March imports surged 7.71 percent to USD 239.2 billion. Imports of goods increased USD 16.4 billion, driven by purchases of cell phones and other household goods (+USD1.7 billion); other textile apparel and household goods (+USD1.3 billion); furniture, household goods (+USD1.0 billion); capital goods (+4.0 billion); automotive vehicles, parts, and engines (+USD 2.7 billion).
Imports of services increased USD 0.8 billion to USD 41.6 billion in March. Transport rose USD 0.6 billion and travel (for all purposes including education) went up USD 0.1 billion.

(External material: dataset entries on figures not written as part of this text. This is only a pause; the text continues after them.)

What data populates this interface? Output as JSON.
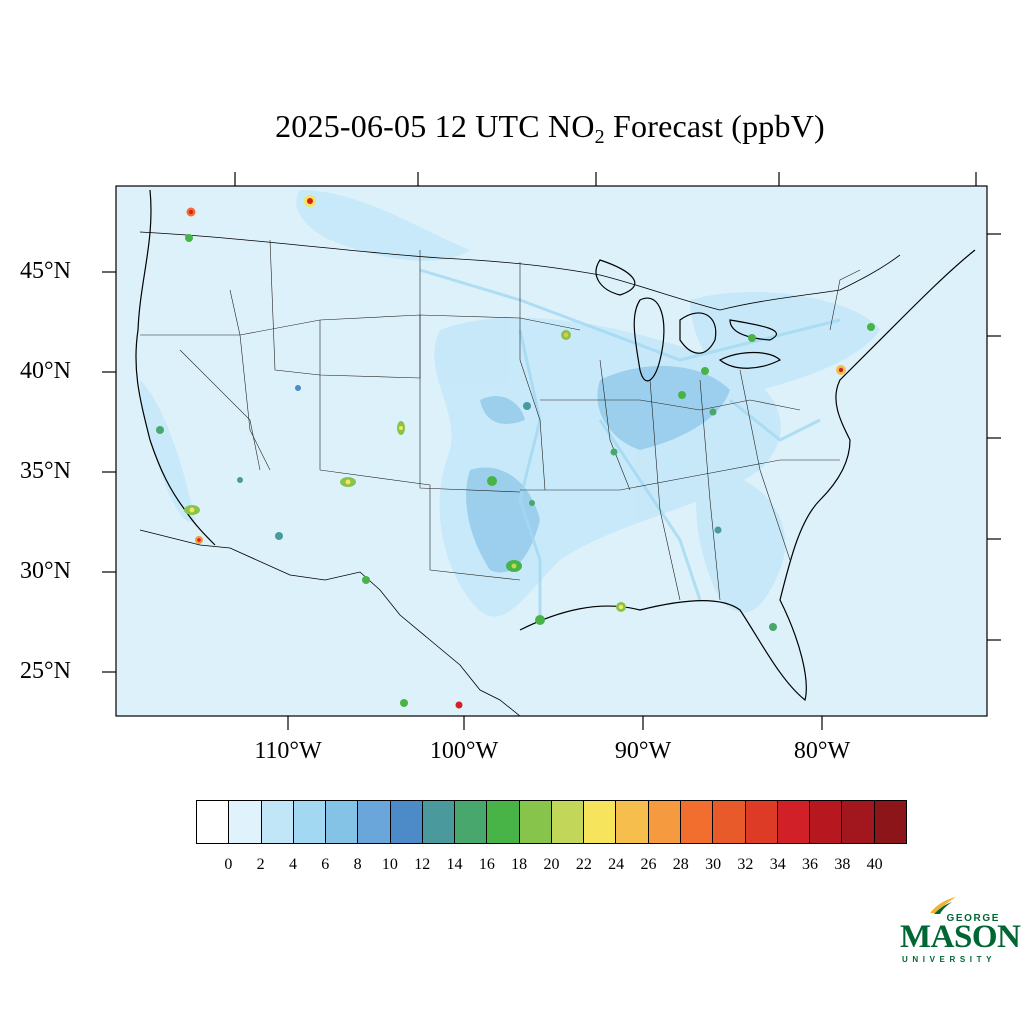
{
  "title": {
    "prefix": "2025-06-05 12 UTC NO",
    "subscript": "2",
    "suffix": " Forecast (ppbV)"
  },
  "map": {
    "region": "Contiguous United States",
    "projection": "Lambert Conformal",
    "background_color": "#ddf1fb",
    "lat_labels": [
      "45°N",
      "40°N",
      "35°N",
      "30°N",
      "25°N"
    ],
    "lon_labels": [
      "110°W",
      "100°W",
      "90°W",
      "80°W"
    ],
    "hotspots": [
      {
        "name": "Vancouver",
        "level": 30
      },
      {
        "name": "Seattle",
        "level": 18
      },
      {
        "name": "Calgary",
        "level": 30
      },
      {
        "name": "San Francisco Bay Area",
        "level": 16
      },
      {
        "name": "Los Angeles",
        "level": 20
      },
      {
        "name": "San Diego / Tijuana",
        "level": 28
      },
      {
        "name": "Las Vegas",
        "level": 14
      },
      {
        "name": "Phoenix",
        "level": 14
      },
      {
        "name": "Salt Lake City",
        "level": 12
      },
      {
        "name": "Denver",
        "level": 20
      },
      {
        "name": "Albuquerque",
        "level": 20
      },
      {
        "name": "El Paso",
        "level": 18
      },
      {
        "name": "Minneapolis",
        "level": 24
      },
      {
        "name": "Kansas City",
        "level": 14
      },
      {
        "name": "Oklahoma City",
        "level": 18
      },
      {
        "name": "Dallas",
        "level": 20
      },
      {
        "name": "Houston",
        "level": 22
      },
      {
        "name": "New Orleans",
        "level": 24
      },
      {
        "name": "St. Louis",
        "level": 16
      },
      {
        "name": "Chicago",
        "level": 20
      },
      {
        "name": "Detroit",
        "level": 18
      },
      {
        "name": "Toronto",
        "level": 18
      },
      {
        "name": "Montreal",
        "level": 18
      },
      {
        "name": "New York City",
        "level": 28
      },
      {
        "name": "Philadelphia",
        "level": 18
      },
      {
        "name": "Atlanta",
        "level": 14
      },
      {
        "name": "Tampa",
        "level": 14
      },
      {
        "name": "Monterrey",
        "level": 14
      },
      {
        "name": "Mexico Gulf coast",
        "level": 34
      }
    ]
  },
  "colorbar": {
    "colors": [
      "#ffffff",
      "#e0f3fc",
      "#c0e6f8",
      "#a3d8f3",
      "#84c2e6",
      "#6ba6da",
      "#4c8ac8",
      "#4a999d",
      "#48a76d",
      "#48b347",
      "#86c44c",
      "#c2d65a",
      "#f6e45c",
      "#f6bf4d",
      "#f59a3f",
      "#f26e2e",
      "#e85a2a",
      "#de3b26",
      "#d12028",
      "#b7171f",
      "#a2171d",
      "#8c1519"
    ],
    "tick_labels": [
      "0",
      "2",
      "4",
      "6",
      "8",
      "10",
      "12",
      "14",
      "16",
      "18",
      "20",
      "22",
      "24",
      "26",
      "28",
      "30",
      "32",
      "34",
      "36",
      "38",
      "40"
    ]
  },
  "logo": {
    "line1": "GEORGE",
    "line2": "MASON",
    "line3": "UNIVERSITY",
    "color": "#006633"
  }
}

Exports increased 0.88 percent to USD 187.8 billion in March. Sales of goods went up USD 1.5 billion to USD 127.1 billion, driven by capital goods (+USD 1.5 billion); civilian aircraft (+USD 0.5 billion); civilian aircraft engines (+USD 0.2 billion) and electric apparatus (+USD 0.2 billion).

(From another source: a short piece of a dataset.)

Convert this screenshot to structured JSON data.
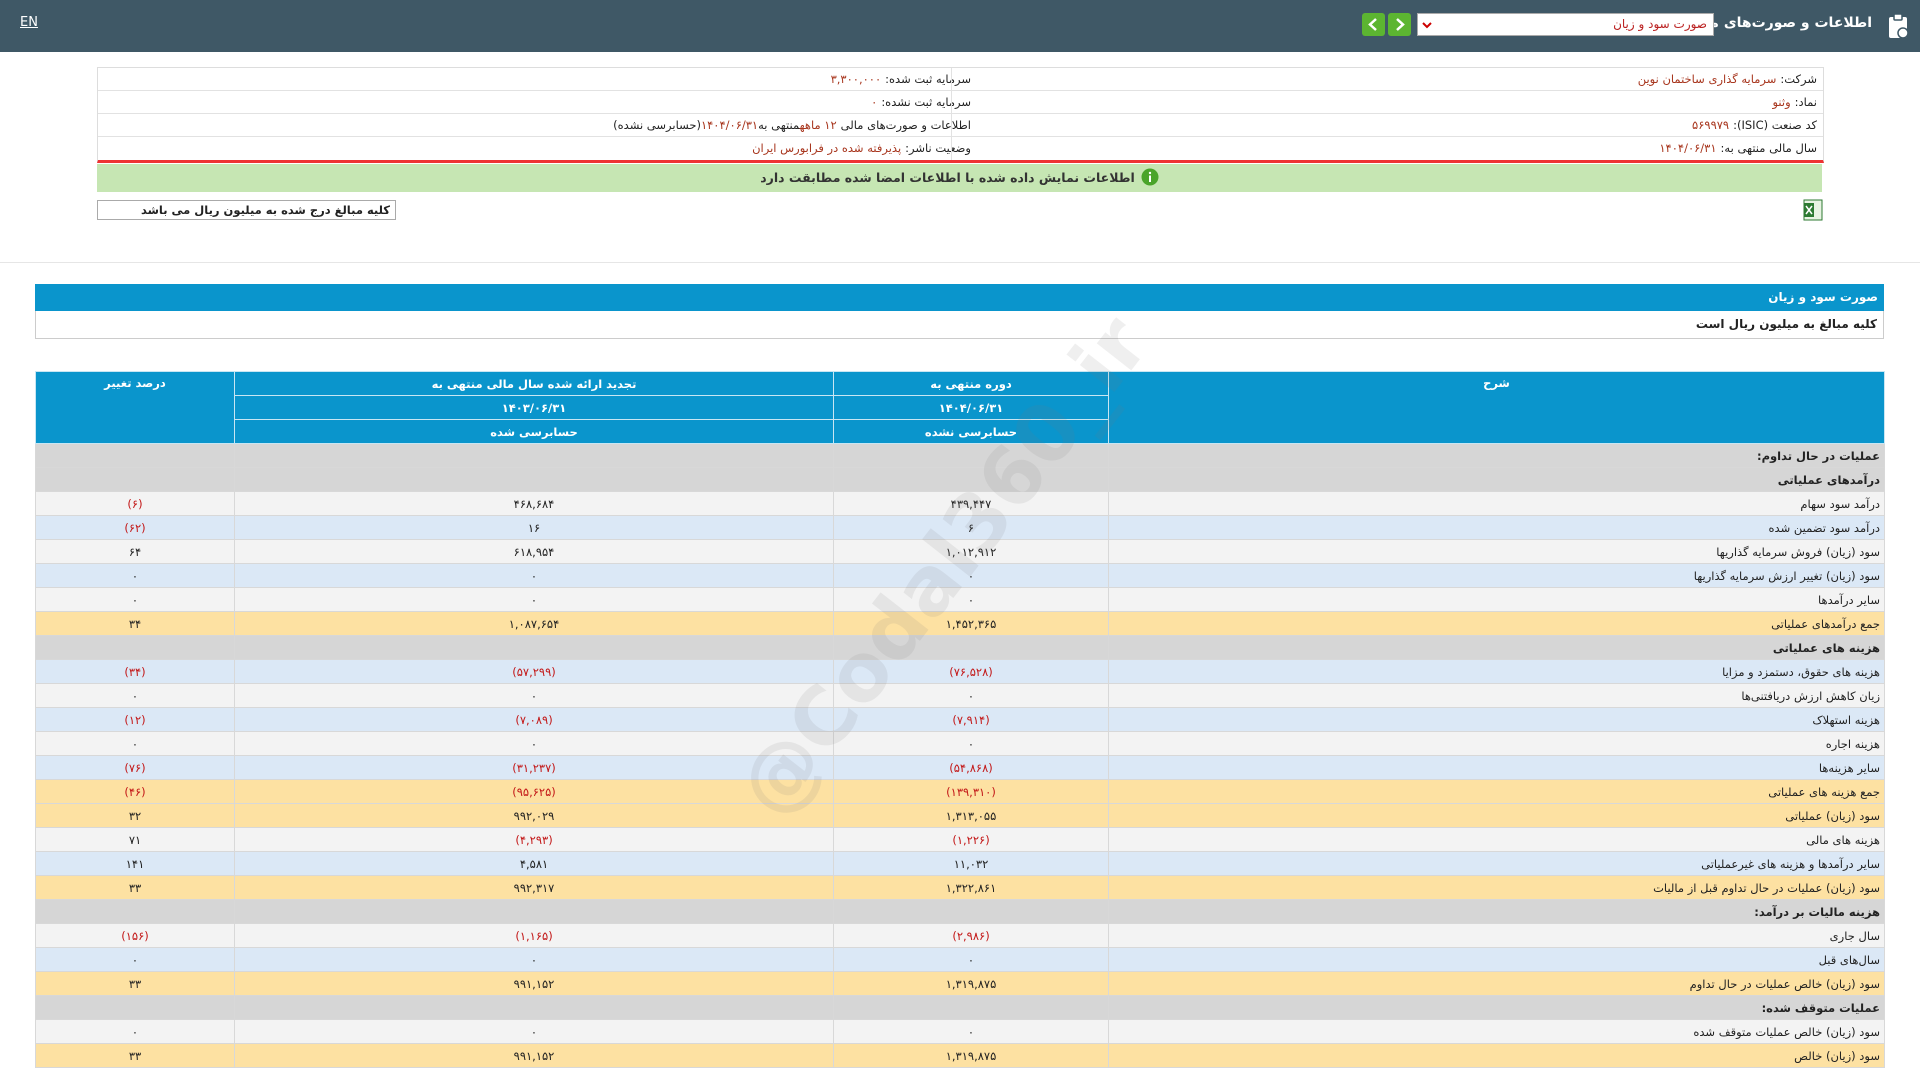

Exports of services increased USD 0.2 billion to USD 60.8 billion. Transport, which includes freight and port services and passenger fares edged up USD 0.1 billion while travel (for all purposes including education) shrank USD 0.1 billion.
Year-to-date, the goods and services deficit increased 5.2 percent from the same period in 2014. Exports decreased 2.0 percent and imports went down 0.8 percent.